Oil Slips on Growing Stockpile Worries as Equities Fall

Oil prices edged lower on Monday after data showing fresh builds at the delivery point for U.S. crude futures and lower Wall Street share prices offset bullish OPEC demand projections.

Crude futures have fallen about $4 a barrel over the past three sessions, partly on concerns that stockpiles of refined U.S. oil products like heating oil were also growing as refineries ramp up output as they emerge from maintenance season amid milder-than-usual weather.

Near record pumping of oil by Russia, Saudi Arabia and other big global producers has also weighed on the market.

On Monday, Brent crude futures were down 15 cents at $47.27 a barrel by 11:12 a.m.

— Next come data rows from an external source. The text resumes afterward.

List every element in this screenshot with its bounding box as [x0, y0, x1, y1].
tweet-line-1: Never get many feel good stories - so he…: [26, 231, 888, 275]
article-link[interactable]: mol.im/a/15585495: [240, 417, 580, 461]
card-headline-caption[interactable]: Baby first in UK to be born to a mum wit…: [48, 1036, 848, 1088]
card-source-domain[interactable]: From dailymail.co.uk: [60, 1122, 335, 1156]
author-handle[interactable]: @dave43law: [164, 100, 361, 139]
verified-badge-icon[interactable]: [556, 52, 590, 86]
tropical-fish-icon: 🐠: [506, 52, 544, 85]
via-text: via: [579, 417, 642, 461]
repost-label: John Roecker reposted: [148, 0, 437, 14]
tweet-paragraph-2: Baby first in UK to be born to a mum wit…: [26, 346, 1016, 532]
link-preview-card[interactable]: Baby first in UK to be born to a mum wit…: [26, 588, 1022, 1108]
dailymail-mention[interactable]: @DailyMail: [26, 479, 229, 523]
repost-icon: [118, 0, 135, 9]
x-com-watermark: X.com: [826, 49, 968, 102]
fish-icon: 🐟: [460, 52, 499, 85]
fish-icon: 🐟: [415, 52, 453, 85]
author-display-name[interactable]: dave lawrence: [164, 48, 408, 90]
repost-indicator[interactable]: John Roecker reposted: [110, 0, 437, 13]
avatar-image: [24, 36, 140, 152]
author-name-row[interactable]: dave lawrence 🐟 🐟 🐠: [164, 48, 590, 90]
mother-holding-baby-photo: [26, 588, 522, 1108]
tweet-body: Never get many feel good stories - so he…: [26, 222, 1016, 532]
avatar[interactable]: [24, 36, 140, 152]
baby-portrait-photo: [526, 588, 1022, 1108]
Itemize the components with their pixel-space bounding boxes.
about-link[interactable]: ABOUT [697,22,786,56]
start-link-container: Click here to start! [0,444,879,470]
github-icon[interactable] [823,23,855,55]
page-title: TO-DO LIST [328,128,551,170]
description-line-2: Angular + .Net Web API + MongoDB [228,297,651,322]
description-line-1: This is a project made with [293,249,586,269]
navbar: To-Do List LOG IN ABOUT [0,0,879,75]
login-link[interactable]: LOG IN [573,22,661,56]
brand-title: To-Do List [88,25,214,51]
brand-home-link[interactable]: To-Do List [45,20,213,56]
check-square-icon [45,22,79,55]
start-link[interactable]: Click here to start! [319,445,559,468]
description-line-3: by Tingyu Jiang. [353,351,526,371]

EST (1612 GMT).

U.S. crude slipped 35 cents to $43.94.

Data from market intelligence firm Genscape showed stockpiles at the Cushing, Oklahoma delivery point for U.S. crude futures rose by more than 1.8 million barrels between Oct 30 and Nov. 5, traders who saw the data said.

On Wall Street, the key U.S. stock gauge, the S&P 500 , was down 1 percent.

Oil prices were up earlier in the session after OPEC said it expected global demand to remain strong next year. Abdullah al-Badri, Secretary-General of the Organization of the Petroleum Exporting Countries, said he expects the oil market will become more balanced in 2016 as demand continues to grow.